Wojna ta nigdy nie wybuchła, jednak są autorzy którzy takie koncepcje rozwijają literacko w wizjach historii alternatywnej. Jednym z nich jest Piotr Langenfeld, którego cykl powieści opisuje właśnie taki bieg wydarzeń. Zamiast Zimnej Wojny, w 1945 roku rozpoczyna się nowa wojna tym razem mocarstw zachodnich ze Związkiem Radzieckim, kończąca się wyzwoleniem Polski i włączeniem jej do NATO. Dzieki temu Polska ((z Wilnem, Lwowem i Królewcem ) prosperuje gospodarczo, buduje silną armię i skutecznie jej używa by bronić swoich granic wschodnich - przed zagrożeniem ze Wschodu
Co ciekawe autor nie poprzestał tylko na tym. „Tajne Operacje Oddziału II” podobnie jak wcześniejszy „Ogień Sprawiedliwości” dzieją się bowiem w alternatywnych latach sześćdziesiątych. Związek Radziecki został w poprzedniej książce pokonany w nowej wojnie. Obszary dawnego imperium podzielone na państewka ogarnięte chaosem są teraz obszarem działań stabilizacyjnych sił amerykańskich i polskich. Z kolei na Dalekim Wschodzie wyłania się nowy pretendent do tytułu supermocarstwa, czyli Chiny, współpracujące z pozostałościami upadłej Armii Czerwonej.

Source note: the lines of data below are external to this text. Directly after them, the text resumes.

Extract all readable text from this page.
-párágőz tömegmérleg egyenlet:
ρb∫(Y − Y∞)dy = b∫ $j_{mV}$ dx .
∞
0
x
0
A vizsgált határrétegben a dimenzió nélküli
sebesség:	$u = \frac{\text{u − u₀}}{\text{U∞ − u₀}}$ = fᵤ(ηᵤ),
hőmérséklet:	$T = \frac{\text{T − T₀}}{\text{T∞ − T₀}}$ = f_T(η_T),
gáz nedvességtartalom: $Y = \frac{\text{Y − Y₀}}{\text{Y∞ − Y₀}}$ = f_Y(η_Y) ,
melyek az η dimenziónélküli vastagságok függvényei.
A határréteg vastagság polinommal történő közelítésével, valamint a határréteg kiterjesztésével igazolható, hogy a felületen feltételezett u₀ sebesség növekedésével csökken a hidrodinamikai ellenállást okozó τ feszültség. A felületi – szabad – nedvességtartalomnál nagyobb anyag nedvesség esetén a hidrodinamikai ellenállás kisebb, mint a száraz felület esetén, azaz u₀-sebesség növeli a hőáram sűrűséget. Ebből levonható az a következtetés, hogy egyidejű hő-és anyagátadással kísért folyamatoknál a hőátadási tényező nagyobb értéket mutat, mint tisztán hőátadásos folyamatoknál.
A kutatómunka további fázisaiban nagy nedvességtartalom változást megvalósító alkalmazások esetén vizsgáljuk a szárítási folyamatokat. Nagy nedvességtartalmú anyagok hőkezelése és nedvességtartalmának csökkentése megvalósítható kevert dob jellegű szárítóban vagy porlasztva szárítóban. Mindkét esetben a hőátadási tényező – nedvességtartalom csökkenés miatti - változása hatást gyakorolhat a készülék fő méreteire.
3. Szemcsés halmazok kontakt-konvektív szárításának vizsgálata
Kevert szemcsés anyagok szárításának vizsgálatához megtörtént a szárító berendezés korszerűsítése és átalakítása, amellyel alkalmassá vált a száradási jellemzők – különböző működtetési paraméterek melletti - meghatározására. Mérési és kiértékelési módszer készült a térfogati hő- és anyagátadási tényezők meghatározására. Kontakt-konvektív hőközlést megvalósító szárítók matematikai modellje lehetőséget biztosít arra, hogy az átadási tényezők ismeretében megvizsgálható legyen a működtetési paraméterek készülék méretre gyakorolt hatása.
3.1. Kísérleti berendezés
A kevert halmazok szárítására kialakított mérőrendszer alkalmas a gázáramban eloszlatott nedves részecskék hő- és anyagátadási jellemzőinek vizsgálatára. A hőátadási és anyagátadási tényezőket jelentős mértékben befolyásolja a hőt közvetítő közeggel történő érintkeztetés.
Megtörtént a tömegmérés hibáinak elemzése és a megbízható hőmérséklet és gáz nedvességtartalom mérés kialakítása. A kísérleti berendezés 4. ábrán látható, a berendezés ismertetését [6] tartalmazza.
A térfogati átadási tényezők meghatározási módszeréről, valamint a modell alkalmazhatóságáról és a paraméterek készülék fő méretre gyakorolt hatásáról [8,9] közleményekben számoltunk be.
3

I w takiej rzeczywistości przyjdzie działać małej grupie specjalsów z Kedywu a więc jednostki specjalnej wprost kontynuującej tradycje dywersantów Armii Krajowej. Zgodnie z regułami gatunku mała grupa wybrańców zostanie ostatecznie wysłana na misję decydującą o losach całych państw. Jak na porządną powieść wojenną przystało, akcja przeskakuje od linii frontu do sztabów, ze sztabów na tyły przeciwnika a stamtąd na Przylądek Canaveral. Oczywiście więc w tle są gry wywiadów i wielka polityka. I cała ta historia opisana jest dobrze, dynamicznie z wieloma smaczkami które wynikają właśnie z pomysłu na świat przedstawiony.
Rzecz dzieje się w latach sześćdziesiątych, więc nawet sam zakres techniki jaką posługują się bohaterowie. Mamy więc polskich komandosów wspieranych przez Hueye z szachownicami a czasem zdobyczną nowość jaką jest Mi-8, jest zapomniany już zupełnie transportowiec C-133, są Phantomy i Skyhawki walczące z Migami, w tym legendarnym w świecie książki supermyśliwcem MiG-23. Na polach bitew spotykamy transportery M113, czołgi M60 jak również fikcyjne polskie czołgi TP-42 Maczek, słynące jako zabójcy radzieckich T-55. Wszystko to dzieje się na ukraińskich stepach i w bezkresnej syberyjskiej tajdze.
Taka wizja alternatywnej historii jest najmocniejszą stroną tej książki. Mamy bowiem do czynienia z odważnym eksperymentem literackim i historycznym jednocześnie. Nie chodzi tylko o wizję pokonania komunizmu i rozkwitu polskiej potęgi – to była by zwykła wizja kompensująca nasze traumy. Jak bowiem wyglądała by gospodarka, kultura, siły zbrojne i technika Zachodu który nie musi się już mierzyć z drugim blokiem? Sam wyścig w kosmos był produktem tej rywalizacji, tak jak wiele innych zdarzeń i procesów. Być może autor udzieli na to odpowiedzi w kolejnych tomach, ciekawe też kogo wyznaczy Polsce i jej komandosom na przeciwnika.